O meglio, il giudice se la spiega «solo nella misura in cui vi è stata una composizione a monte del conflitto instauratosi con l’instaurazione di nuovi equilibri di potere e la reciproca accettazione di tali nuovi equilibri». Proprio così: a un certo punto, i Muscatello hanno deciso di fare un passo indietro per non entrare in rotta di collisione con «Peppe», nipote del boss Tiradrittu. Eppure, i suoi ragazzi venuti su dalla Calabria hanno fatto di nulla per scatenare una faida tra clan, provando a mettere in discussione equilibri maturati in mezzo secolo di attività criminosa. Tutto inizia il 5 ottobre di due anni fa. Muscatello jr lavora come addetto alla sicurezza del locale «Spazio Renoir» di piazza Garibaldi a Cantù. «Un gruppo di persone presenti all’interno del locale andavano in escandescenza devastando il locale – la ricostruzione di quella notte dei carabinieri – rompendo bottiglie e mettendo a soqquadro gli arredi della discoteca». Intervengono i buttafuori, compreso «Ludo», come lo chiama il proprietario, che rifila una bottigliata in testa a Staiti, costretto ad andare in pronto soccorso all’ospedale Sant’Anna per farsi medicare. Tutto finito? No, la storia è appena iniziata.

Sì, perché cinque giorni dopo scatta la vendetta: Muscatello viene sorpreso in un panificio e gambizzato. È la prima puntata del «Romanzo criminale» in salsa brianzola. Ludo cambia aria, spostandosi nel Milanese. Ora ci sono «quelli di Africo» a spadroneggiare. Un’escalation di violenze e angherie. Il 15 ottobre, il titolare del bar Commercio trova un proiettile calibro 9 parabellum sul tettuccio della sua macchina parcheggiata. Il 26 novembre, al termine di una banale discussione in strada, il branco terrorizza un automobilista sparando alcuni colpi di pistola contro la portiera del veicolo. Passiamo al 10 gennaio 2016, quando, ancora all’esterno dello «Spazio», scoppia una violenta rissa: avranno la peggio due avventori del locale, prima provocati con una scusa all’interno di un kebab e poi pestati. Cinque giorni dopo, una molotov scoppia sempre davanti allo «Spazio», incendiandone l’insegna. Altra aggressione il 31 gennaio. Gli autori fanno parte dello stesso gruppo: «Gente che spara per niente», li definirà un commerciante rimasto a lungo in silenzio per paura di ritorsioni. «Facciamo buon viso a cattivo gioco», la frase che circola tra gli esercenti della zona, impotenti davanti alle crescenti prepotenze e incapaci di denunciare con forza la situazione ai militari.
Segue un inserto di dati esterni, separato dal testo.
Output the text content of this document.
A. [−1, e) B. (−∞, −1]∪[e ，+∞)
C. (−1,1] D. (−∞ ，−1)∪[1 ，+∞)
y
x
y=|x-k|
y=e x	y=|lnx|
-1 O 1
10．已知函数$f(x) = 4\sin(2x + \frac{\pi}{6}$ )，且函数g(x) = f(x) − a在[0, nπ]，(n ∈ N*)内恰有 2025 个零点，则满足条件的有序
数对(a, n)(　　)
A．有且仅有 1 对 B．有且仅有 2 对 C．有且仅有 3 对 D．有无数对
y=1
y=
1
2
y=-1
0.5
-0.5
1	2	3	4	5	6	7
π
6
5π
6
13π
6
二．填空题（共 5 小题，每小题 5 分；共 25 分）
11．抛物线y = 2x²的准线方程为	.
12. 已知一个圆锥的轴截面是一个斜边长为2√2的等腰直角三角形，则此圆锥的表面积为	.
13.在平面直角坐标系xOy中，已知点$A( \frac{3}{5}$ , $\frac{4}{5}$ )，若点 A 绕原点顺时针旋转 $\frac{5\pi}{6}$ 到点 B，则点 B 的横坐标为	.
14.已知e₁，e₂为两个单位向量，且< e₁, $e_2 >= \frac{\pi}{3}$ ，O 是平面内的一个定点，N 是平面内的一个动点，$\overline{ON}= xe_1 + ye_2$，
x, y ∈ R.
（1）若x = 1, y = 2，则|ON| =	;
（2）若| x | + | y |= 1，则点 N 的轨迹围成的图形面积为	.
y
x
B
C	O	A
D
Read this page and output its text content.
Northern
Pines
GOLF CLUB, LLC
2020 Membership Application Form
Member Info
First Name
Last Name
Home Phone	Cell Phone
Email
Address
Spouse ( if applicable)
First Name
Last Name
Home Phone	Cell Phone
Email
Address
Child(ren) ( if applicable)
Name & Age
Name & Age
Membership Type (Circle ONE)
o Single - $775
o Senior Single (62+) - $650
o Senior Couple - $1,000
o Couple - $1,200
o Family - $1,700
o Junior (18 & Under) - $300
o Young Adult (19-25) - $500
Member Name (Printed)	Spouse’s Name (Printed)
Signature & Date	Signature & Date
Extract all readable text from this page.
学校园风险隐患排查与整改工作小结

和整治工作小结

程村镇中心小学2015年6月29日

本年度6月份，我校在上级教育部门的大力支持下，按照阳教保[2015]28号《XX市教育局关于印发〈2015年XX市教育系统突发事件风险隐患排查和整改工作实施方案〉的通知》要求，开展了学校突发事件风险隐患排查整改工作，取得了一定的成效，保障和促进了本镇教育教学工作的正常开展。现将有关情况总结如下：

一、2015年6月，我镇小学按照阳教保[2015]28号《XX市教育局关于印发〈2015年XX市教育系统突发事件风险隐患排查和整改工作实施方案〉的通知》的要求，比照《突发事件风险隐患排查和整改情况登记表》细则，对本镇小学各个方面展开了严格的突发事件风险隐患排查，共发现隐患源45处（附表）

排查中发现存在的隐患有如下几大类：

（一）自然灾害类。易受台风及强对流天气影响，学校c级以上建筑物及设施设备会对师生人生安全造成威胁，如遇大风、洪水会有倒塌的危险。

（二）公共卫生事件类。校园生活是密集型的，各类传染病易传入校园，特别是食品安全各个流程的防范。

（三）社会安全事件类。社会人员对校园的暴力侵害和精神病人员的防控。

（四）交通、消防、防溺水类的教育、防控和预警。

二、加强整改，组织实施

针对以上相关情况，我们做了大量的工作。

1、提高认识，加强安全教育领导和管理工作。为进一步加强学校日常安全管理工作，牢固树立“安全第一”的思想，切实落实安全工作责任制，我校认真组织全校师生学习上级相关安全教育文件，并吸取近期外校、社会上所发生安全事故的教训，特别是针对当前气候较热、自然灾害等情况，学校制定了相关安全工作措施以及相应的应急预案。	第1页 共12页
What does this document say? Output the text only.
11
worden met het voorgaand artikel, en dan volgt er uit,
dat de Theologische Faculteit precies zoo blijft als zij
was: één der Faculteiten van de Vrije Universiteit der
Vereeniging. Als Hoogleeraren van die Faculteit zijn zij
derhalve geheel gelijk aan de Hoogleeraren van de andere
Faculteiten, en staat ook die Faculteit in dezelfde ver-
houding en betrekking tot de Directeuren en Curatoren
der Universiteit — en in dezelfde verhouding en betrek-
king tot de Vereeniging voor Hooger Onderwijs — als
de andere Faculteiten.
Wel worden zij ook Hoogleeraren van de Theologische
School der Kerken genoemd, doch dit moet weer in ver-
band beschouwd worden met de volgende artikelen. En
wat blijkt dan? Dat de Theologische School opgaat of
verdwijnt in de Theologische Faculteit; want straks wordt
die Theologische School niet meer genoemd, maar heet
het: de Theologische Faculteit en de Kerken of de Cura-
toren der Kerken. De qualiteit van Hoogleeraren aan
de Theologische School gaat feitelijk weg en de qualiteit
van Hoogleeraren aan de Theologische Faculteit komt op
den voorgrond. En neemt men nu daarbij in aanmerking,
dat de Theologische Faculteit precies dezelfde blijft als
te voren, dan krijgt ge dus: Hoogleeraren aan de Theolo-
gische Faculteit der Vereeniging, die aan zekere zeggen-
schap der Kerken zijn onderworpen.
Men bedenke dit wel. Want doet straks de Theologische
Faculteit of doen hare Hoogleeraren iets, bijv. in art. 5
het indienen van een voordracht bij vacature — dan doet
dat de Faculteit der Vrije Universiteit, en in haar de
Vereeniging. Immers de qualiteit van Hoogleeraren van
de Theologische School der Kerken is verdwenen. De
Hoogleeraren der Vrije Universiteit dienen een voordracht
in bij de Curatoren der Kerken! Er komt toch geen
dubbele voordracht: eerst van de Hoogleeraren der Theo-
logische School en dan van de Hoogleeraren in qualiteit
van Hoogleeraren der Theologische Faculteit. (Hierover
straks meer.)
Del resto, dirà uno di loro agli investigatori dell’Arma, «a Cantù è meglio comportarsi così con i calabresi in genere, poiché storicamente creano problemi se gli vengono addebitate tutte le consumazioni».

Sta di fatto che Morabito e compagnia prendono piede, allargando il campo alle estorsioni, altro reato-spia della voglia di segnare il territorio: alcuni negozianti cominciano a ricevere assegni da cambiare che poi si riveleranno scoperti; altro non è che «pizzo», tanto che, scrive il gip, «quelli tra imprenditori e commercianti più avvezzi a tali richieste neanche più pongono all’incasso i titoli provenienti da soggetti esponenti delle organizzazioni criminali di stampo mafioso». A proposito di imprenditori, ci sono poi quelli che si affidano completamente ai delinquenti, affollando quella zona «grigia» più volte denunciata dal pm Ilda Boccassini. Uno di questi è Antonino Lugarà, trait d’union tra politica e ’ndrangheta. Ne ha parecchie di conoscenze, il costruttore edile che sponsorizzò il sindaco di Seregno Edoardo Mazza per realizzare un centro commerciale su un’area dismessa. Il suo link con la malavita organizzata è Carmelo Mallimaci, sodale degli ’ndranghetisti Giuseppe Morabito e Domenico Staiti della locale di Mariano Comense: a lui si rivolge per risolvere una controversia privata legata a un credito e a un quadro reclamato dal debitore. «Digli che ce l’hanno gli altri Africesi... hanno detto di andare a prenderlo», gli suggeriscono di riferire a chi si lamenta. Lugarà scomoda gli amici anche il giorno di Natale del 2015, quando la casa della figlia viene svaligiata dai ladri. Alla fine, parte della refurtiva verrà ritrovata da un runner lungo una pista ciclabile. «Non sono neanche tanto professionisti...», allarga le braccia lui.